Antiretroviral (non-nucleoside reverse transcriptase inhibitor)
Etravirine 100 mg; tabs.
HIV-1 infection, in combination with other antiretrovirals, intreatment-experienced adults with evidence of viral replication and HIV-1 strains resistant to a non-nucleoside reverse transcriptase inhibitor (NNRTI) and other antiretrovirals.
Etravirine is an NNRTI. It works by blocking RNA-dependent and DNA-dependent DNA polymerase activity of HIV-1.
After oral administration, maximum plasma levels are reached in about 2.5-4 hours. For maximum absorption, etravirine should be taken after a meal. It is highly protein-bound, primarily to albumin and alpha 1-acid glycoprotein, and metabolized by the liver to mostly inactive metabolites. Mild-to-moderate hepatic impairment does not affect its metabolism, but patients with severe hepatic impairment have not been studied.
The approval for this drug was based on analyses of two randomized, double-blind, placebo-controlled studies that were conducted in clinically advanced, three-class antiretroviral treatment-experienced adults. These studies compared etravirine + background regimen with placebo + background regimen. All subjects received darunavir/ritonavir as part of their background regimen and at least two other investigator-selected antiretrovirals.
Subjects were treatment-experienced HIV-1 infected patients with plasma HIV-1 RNA levels of >5,000 copies/mL while on a stable antiretroviral regimen for at least eight weeks; they had at least one NNRTI resistance-associated mutation and three or more specific protease inhibitor (PI) mutations. Virologic response was defined as an undetectable viral load (<50 copies/mL of viral RNA) at 24 weeks. Pooled results for the two studies indicated that, at 24 weeks, 59.8% of the patients given etravirine + background regimen were responders, compared with 40.2% for the placebo group. At week 24, 74% of the etravirine-treated group had a viral load of <400 copies/mL, compared with 51.5% of the placebo group. Studies are continuing.
Take after meals. May disperse tabs in water and drink. 200 mg twice daily.
Severe hepatic impairment. Pregnancy (Cat. B). Nursing mothers: not recommended.

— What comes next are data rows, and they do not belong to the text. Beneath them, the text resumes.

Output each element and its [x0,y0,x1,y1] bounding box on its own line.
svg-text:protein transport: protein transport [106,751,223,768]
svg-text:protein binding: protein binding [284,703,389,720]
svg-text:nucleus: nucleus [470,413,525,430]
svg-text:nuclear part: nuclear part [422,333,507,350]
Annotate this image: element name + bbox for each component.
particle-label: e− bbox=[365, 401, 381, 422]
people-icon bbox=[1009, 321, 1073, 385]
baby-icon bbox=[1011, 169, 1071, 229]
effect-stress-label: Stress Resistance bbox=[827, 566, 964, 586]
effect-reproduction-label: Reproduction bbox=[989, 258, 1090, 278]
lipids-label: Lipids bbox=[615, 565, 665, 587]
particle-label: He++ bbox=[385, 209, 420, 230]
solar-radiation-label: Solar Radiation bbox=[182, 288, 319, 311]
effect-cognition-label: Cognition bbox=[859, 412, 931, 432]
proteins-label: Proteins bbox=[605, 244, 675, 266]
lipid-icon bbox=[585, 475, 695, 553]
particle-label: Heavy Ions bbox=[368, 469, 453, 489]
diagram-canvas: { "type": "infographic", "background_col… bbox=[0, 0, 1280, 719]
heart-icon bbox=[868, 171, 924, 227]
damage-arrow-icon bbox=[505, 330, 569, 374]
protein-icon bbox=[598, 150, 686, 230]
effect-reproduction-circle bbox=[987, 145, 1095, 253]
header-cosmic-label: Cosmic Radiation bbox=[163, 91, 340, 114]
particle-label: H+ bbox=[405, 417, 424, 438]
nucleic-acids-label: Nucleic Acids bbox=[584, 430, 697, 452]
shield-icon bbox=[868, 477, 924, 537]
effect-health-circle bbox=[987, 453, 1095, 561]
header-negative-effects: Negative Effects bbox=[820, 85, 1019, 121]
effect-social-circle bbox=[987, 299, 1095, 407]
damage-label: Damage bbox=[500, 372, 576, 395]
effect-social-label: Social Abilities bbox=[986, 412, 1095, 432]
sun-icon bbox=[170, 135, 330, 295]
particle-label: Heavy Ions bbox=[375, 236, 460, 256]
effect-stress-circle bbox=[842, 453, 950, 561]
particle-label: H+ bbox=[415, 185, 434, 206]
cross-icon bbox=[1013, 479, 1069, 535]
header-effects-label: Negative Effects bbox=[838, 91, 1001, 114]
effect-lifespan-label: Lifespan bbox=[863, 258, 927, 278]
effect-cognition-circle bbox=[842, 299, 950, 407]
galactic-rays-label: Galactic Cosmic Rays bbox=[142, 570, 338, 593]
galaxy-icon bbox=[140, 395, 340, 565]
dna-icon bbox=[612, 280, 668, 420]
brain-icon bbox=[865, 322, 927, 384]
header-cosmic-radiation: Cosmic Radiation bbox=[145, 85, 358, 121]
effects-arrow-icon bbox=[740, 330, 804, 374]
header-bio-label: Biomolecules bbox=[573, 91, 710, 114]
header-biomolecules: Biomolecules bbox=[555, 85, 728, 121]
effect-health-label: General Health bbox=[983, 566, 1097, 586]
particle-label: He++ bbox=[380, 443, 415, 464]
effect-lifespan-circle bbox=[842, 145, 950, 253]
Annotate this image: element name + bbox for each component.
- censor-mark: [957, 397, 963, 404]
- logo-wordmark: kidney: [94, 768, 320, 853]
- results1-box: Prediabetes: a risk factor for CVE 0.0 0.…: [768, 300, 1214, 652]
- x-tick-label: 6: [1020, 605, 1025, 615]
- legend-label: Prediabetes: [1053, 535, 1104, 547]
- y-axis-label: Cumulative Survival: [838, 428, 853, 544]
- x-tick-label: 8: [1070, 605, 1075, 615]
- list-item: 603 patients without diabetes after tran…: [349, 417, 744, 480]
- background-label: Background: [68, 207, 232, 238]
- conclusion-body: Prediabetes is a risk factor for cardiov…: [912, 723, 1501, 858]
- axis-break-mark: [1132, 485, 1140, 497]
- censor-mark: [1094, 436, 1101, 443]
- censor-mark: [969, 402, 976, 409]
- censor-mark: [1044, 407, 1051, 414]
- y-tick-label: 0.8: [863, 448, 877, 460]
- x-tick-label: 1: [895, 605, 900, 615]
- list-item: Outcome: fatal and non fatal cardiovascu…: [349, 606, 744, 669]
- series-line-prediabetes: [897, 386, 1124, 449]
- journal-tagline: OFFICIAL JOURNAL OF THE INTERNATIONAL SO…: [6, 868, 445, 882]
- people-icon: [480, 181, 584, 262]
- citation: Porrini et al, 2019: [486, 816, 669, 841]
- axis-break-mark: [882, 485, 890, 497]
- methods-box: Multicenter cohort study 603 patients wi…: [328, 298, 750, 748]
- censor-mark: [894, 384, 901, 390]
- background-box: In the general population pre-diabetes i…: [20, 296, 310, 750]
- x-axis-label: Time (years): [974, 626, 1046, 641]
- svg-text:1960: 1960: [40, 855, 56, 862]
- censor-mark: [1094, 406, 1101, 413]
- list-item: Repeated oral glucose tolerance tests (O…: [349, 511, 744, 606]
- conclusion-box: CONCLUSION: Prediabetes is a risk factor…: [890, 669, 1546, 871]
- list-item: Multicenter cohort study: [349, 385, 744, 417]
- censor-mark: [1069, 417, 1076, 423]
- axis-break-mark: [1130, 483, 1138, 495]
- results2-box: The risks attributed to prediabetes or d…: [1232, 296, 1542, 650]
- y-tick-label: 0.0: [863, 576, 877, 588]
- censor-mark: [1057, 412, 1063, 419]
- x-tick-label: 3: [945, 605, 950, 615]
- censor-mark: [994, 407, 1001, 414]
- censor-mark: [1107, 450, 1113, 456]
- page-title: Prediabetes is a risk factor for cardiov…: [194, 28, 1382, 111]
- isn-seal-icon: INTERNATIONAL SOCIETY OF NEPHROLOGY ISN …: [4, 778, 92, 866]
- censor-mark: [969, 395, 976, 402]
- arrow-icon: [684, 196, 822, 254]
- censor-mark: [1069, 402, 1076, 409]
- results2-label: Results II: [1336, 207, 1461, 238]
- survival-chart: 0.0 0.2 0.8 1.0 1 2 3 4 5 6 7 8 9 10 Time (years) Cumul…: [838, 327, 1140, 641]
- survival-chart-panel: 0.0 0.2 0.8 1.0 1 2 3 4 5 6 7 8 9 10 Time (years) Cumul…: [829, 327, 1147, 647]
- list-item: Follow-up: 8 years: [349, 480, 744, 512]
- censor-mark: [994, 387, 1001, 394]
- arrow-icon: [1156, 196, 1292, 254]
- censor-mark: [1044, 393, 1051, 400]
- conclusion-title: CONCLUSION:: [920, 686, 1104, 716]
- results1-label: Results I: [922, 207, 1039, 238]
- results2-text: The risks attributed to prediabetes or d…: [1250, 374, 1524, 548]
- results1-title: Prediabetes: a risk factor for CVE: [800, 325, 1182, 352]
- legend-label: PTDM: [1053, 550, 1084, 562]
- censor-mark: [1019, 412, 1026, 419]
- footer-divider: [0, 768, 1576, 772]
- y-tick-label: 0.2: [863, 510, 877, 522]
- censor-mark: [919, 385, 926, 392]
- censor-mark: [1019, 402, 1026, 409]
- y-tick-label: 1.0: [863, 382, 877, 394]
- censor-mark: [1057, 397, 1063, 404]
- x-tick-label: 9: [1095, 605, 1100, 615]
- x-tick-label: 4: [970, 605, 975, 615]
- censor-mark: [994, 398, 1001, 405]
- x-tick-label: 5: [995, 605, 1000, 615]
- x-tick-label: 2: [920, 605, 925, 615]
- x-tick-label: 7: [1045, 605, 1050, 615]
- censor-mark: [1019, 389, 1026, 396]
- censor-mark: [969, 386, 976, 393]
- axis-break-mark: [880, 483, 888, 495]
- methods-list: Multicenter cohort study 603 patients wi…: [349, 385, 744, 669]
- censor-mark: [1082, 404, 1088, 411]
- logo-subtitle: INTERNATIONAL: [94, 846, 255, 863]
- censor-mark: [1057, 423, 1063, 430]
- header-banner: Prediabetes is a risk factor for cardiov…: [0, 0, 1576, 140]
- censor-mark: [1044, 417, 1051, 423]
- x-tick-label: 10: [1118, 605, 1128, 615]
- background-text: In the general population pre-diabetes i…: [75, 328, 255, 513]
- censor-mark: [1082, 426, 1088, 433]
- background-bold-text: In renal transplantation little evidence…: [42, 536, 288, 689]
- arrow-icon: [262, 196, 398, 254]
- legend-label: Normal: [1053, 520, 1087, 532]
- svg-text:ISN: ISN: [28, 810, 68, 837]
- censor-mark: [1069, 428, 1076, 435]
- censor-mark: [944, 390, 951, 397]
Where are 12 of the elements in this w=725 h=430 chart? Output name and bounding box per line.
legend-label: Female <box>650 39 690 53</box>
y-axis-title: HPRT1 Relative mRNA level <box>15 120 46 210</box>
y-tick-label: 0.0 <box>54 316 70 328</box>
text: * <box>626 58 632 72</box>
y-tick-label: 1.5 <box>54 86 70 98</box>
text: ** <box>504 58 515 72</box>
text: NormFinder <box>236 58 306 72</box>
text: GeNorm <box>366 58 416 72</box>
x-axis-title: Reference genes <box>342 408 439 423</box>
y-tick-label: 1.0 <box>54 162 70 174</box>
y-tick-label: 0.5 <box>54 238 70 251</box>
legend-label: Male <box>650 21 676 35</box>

Concomitant tipranivir/ritonavir, fosamprenavir/ritonavir, atazanavir/ritonavir, PIs without ritonavir (e.g., atazanavir, fosamprenavir, nelfinavir, indinavir), ritonavir (600 mg twice daily), NNRTIs (e.g., efavirenz, nevirapine, delavirdine): not recommended. Avoid rifampin, rifapentine, St. John’s wort, carbamazepine, phenytoin, phenobarbital; rifabutin with darunavir/ritonavir. May affect, or be affected by, drugs that induce or inhibit or are substrates of CYP3A4, CYP2C9, CYP2C19 (e.g., azole antifungals, immunosuppressants); monitor. Potentiated by lopinavir/ritonavir. May antagonize antiarrhythmics (e.g., amiodarone, bepridil, disopyramide, flecainide, lidocaine, mexiletine, propafenone, quinidine) (monitor), sildenafil. May potentiate warfarin, diazepam. May be antagonized by anticonvulsants, dexamethasone. Clarithromycin (consider azithromycin for treating MAC). Adjust statin dose (except pravastatin, rosuvastatin). Rifabutin (adjust dose with etravirine monotherapy).
Rash (may be serious, e.g., Stevens-Johnson syndrome, hypersensitivity, erythema multiforme; discontinue if occurs), GI upset, fat redistribution, immune reconstitution syndrome, lab value changes (e.g., lipids, blood glucose).